Vanessa yalvarıp ağladı. Dylan ise o gün odadan çıkıp hayatından gitti. Vanessa eve dönünce babasından af diledi ama Alan öfke ve utanç içindeydi.

“Ailemi rezil ettin!” diye bağırdı Alan.

“Senden tiksiniyorum. Yüzünü görmek istemiyorum. Kasabada, kilisede insanların karşısına nasıl çıkacağım? ‘Bu çocuğun babası kim?’ diye sorduklarında ne diyeceğim?”

Bu sözler bıçak gibi kesti. Vanessa, babasının güvenini asla geri kazanamayacağını ve dedikodularla normal bir hayat sürmeyeceğini anladı.

“…Ve yürek parçalayıcı bir karar verdim. Güzel bebeğimi son kez öpüp evlatlık verdim ve kasabadan ayrıldım,” diyerek gözyaşları içinde sözlerini bitirdi Vanessa.

“Altı ay sonra, yeni taşındığım şehirde bir sergide tesadüfen seni gördüm, Richard.
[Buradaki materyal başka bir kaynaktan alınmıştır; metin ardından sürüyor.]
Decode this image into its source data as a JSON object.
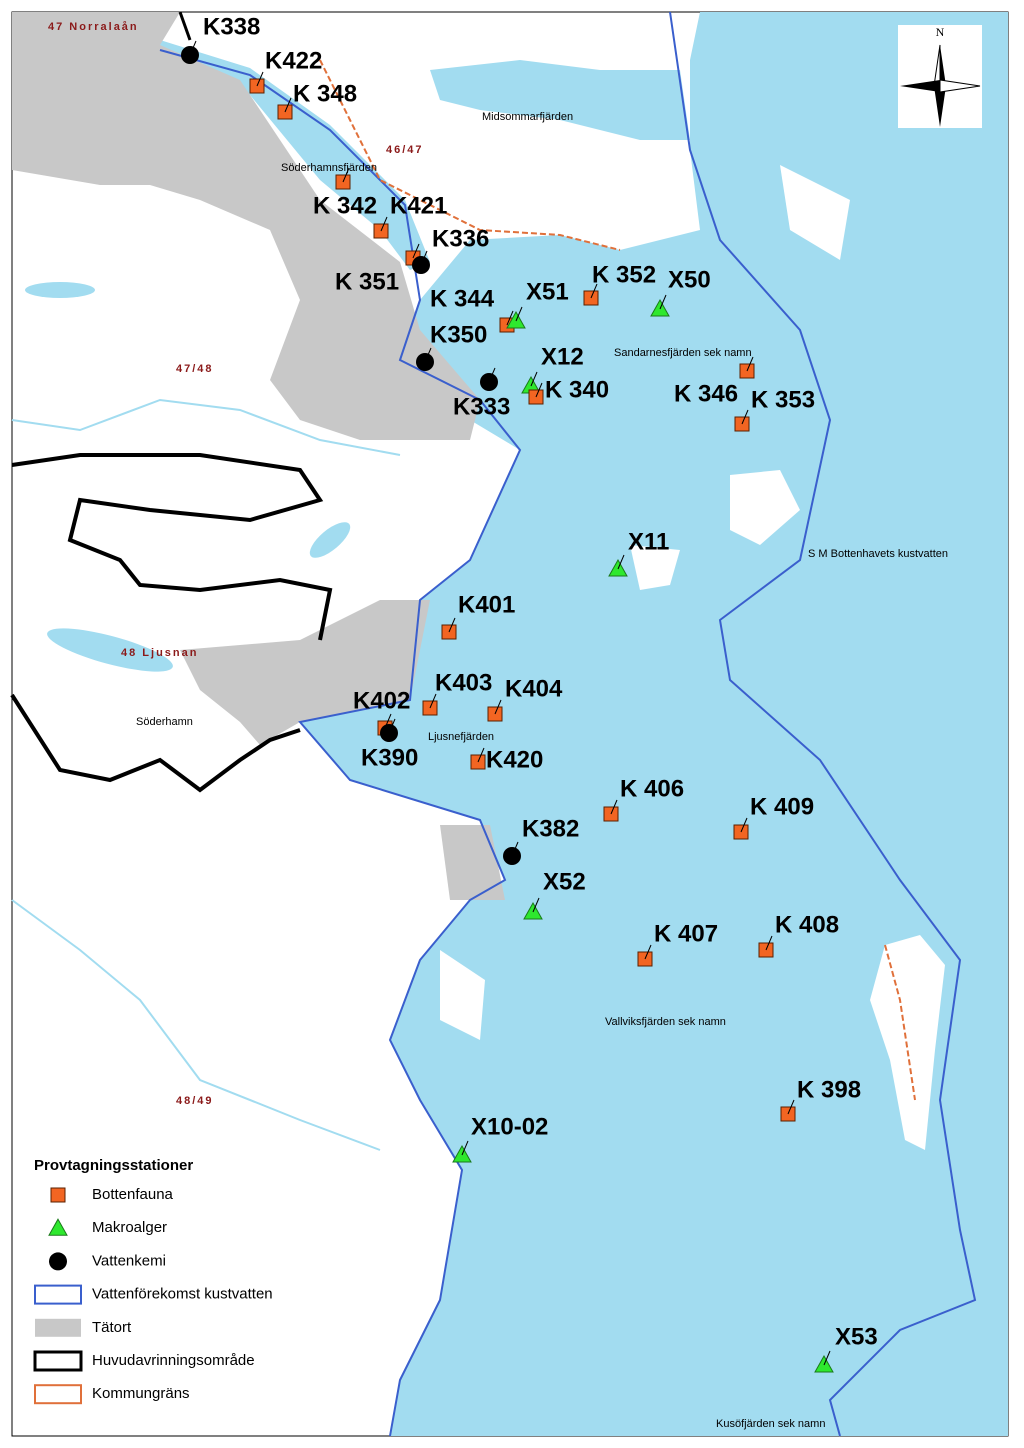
{
  "compass": "N",
  "area_labels": [
    "47 Norralaån",
    "46/47",
    "47/48",
    "48 Ljusnan",
    "48/49",
    "Midsommarfjärden",
    "Söderhamnsfjärden",
    "Sandarnesfjärden sek namn",
    "S M Bottenhavets kustvatten",
    "Söderhamn",
    "Ljusnefjärden",
    "Vallviksfjärden sek namn",
    "Kusöfjärden sek namn"
  ],
  "stations": [
    "K338",
    "K422",
    "K 348",
    "K 342",
    "K421",
    "K336",
    "K 351",
    "K 344",
    "X51",
    "K 352",
    "X50",
    "K350",
    "X12",
    "K 340",
    "K333",
    "K 346",
    "K 353",
    "X11",
    "K401",
    "K403",
    "K404",
    "K402",
    "K390",
    "K420",
    "K 406",
    "K 409",
    "K382",
    "X52",
    "K 407",
    "K 408",
    "K 398",
    "X10-02",
    "X53"
  ],
  "legend": {
    "title": "Provtagningsstationer",
    "items": [
      "Bottenfauna",
      "Makroalger",
      "Vattenkemi",
      "Vattenförekomst kustvatten",
      "Tätort",
      "Huvudavrinningsområde",
      "Kommungräns"
    ]
  }
}
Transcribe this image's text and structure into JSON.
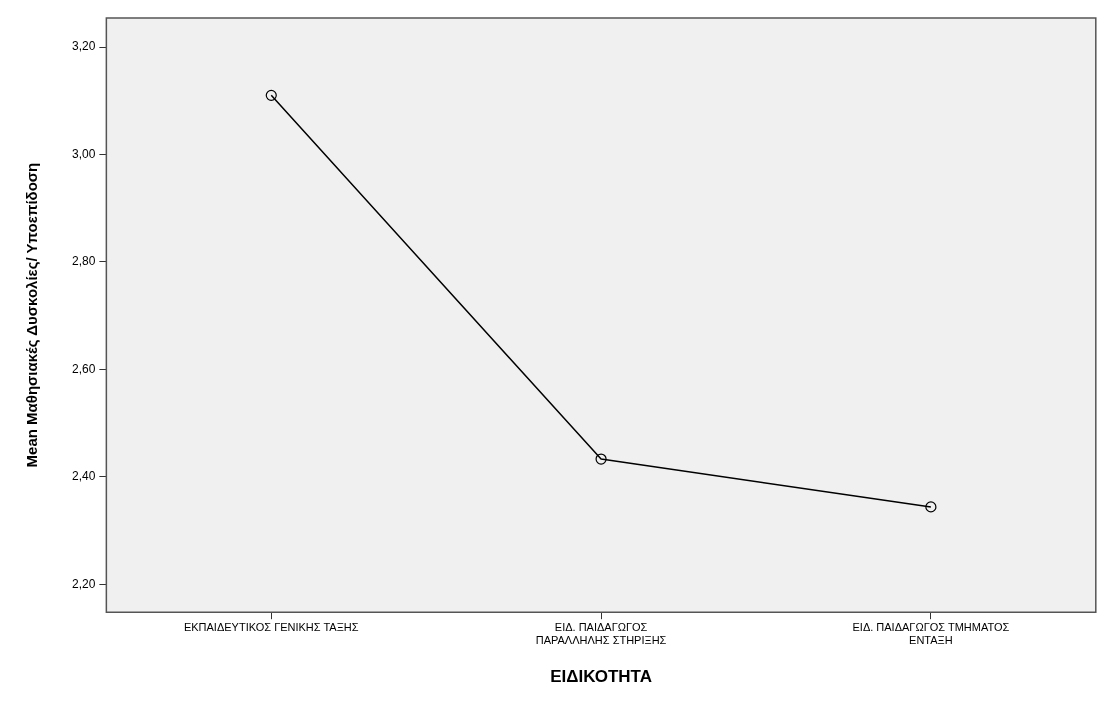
{
  "chart_data": {
    "type": "line",
    "xlabel": "ΕΙΔΙΚΟΤΗΤΑ",
    "ylabel": "Mean Μαθησιακές Δυσκολίες/ Υποεπίδοση",
    "categories": [
      "ΕΚΠΑΙΔΕΥΤΙΚΟΣ ΓΕΝΙΚΗΣ ΤΑΞΗΣ",
      "ΕΙΔ. ΠΑΙΔΑΓΩΓΟΣ\nΠΑΡΑΛΛΗΛΗΣ ΣΤΗΡΙΞΗΣ",
      "ΕΙΔ. ΠΑΙΔΑΓΩΓΟΣ ΤΜΗΜΑΤΟΣ\nΕΝΤΑΞΗ"
    ],
    "values": [
      3.11,
      2.433,
      2.344
    ],
    "color": "#000000",
    "marker": "circle",
    "line_style": "solid",
    "grid": false,
    "legend": false,
    "ylim": [
      2.148,
      3.254
    ],
    "yticks": [
      {
        "value": 2.2,
        "label": "2,20"
      },
      {
        "value": 2.4,
        "label": "2,40"
      },
      {
        "value": 2.6,
        "label": "2,60"
      },
      {
        "value": 2.8,
        "label": "2,80"
      },
      {
        "value": 3.0,
        "label": "3,00"
      },
      {
        "value": 3.2,
        "label": "3,20"
      }
    ]
  }
}
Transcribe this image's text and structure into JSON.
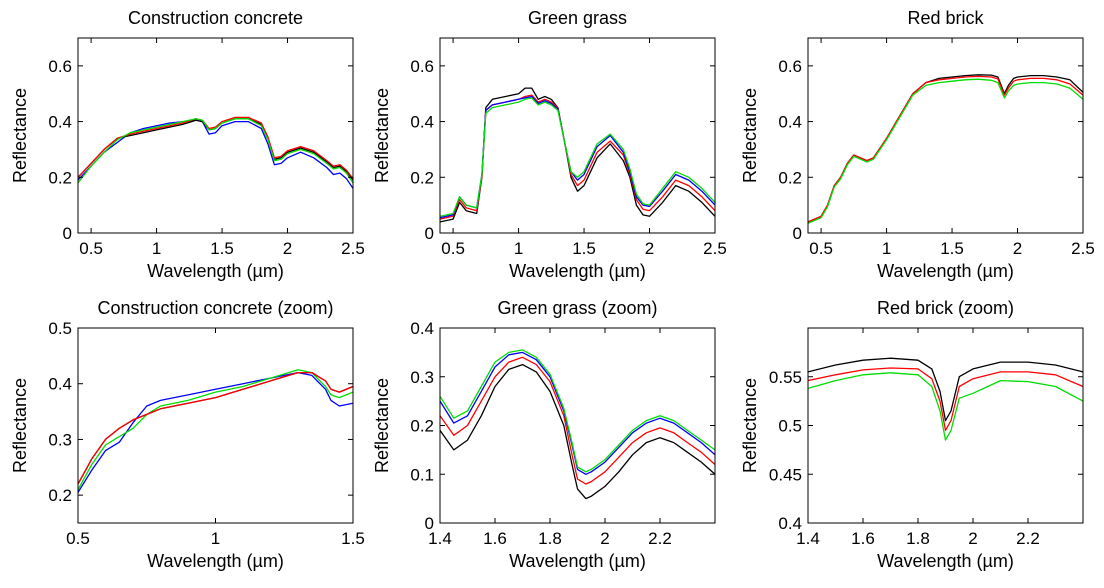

Sonrası zaten bildiğin gibi.”

“Bunu neden bana söylemedin?” dedi Richard, sarsılmış. “Simon’u alıp büyütebilirdik. Oğlumuz buralardaymış… ve sen yıllarca bunu sakladın mı? Nasıl yaptın, Vanessa? Bu yüzden mi hiç çocuk istemedin?”

“İlişkimize yeniden başladığımızda itiraf etmeye niyetlenmiştim. Yetimevine gittim…” diye iç çekti Vanessa. “Ama çok geçti. Bir aile onu evlat edinmiş ve yurtdışına götürmüştü. Bir başka çocuk yapmaya da kendimi hazır hissedemedim.”

Richard olup biten karşısında afallamıştı. “Peki bizi nasıl buldun, Simon?”

“Babam, ölmeden önce evlatlık olduğumu söyledi,” dedi Simon. “Biyolojik anneme dair belgeleri verdi. Sonra yetimhane kayıtlarını kontrol ettim. Annemi altı aydır arıyordum. Onu ilk kez iki gün önce gördüm!”

“Eh… 75’ime geldim; 53 yaşındaki oğluma ilk dersini şimdi veriyorum demek!” dedi Richard. “Umarım artık gerçeği söylemenin ve insanlara ikinci bir şans vermenin önemini biliyorsundur. Bu, annen için de benim için de geçerli!”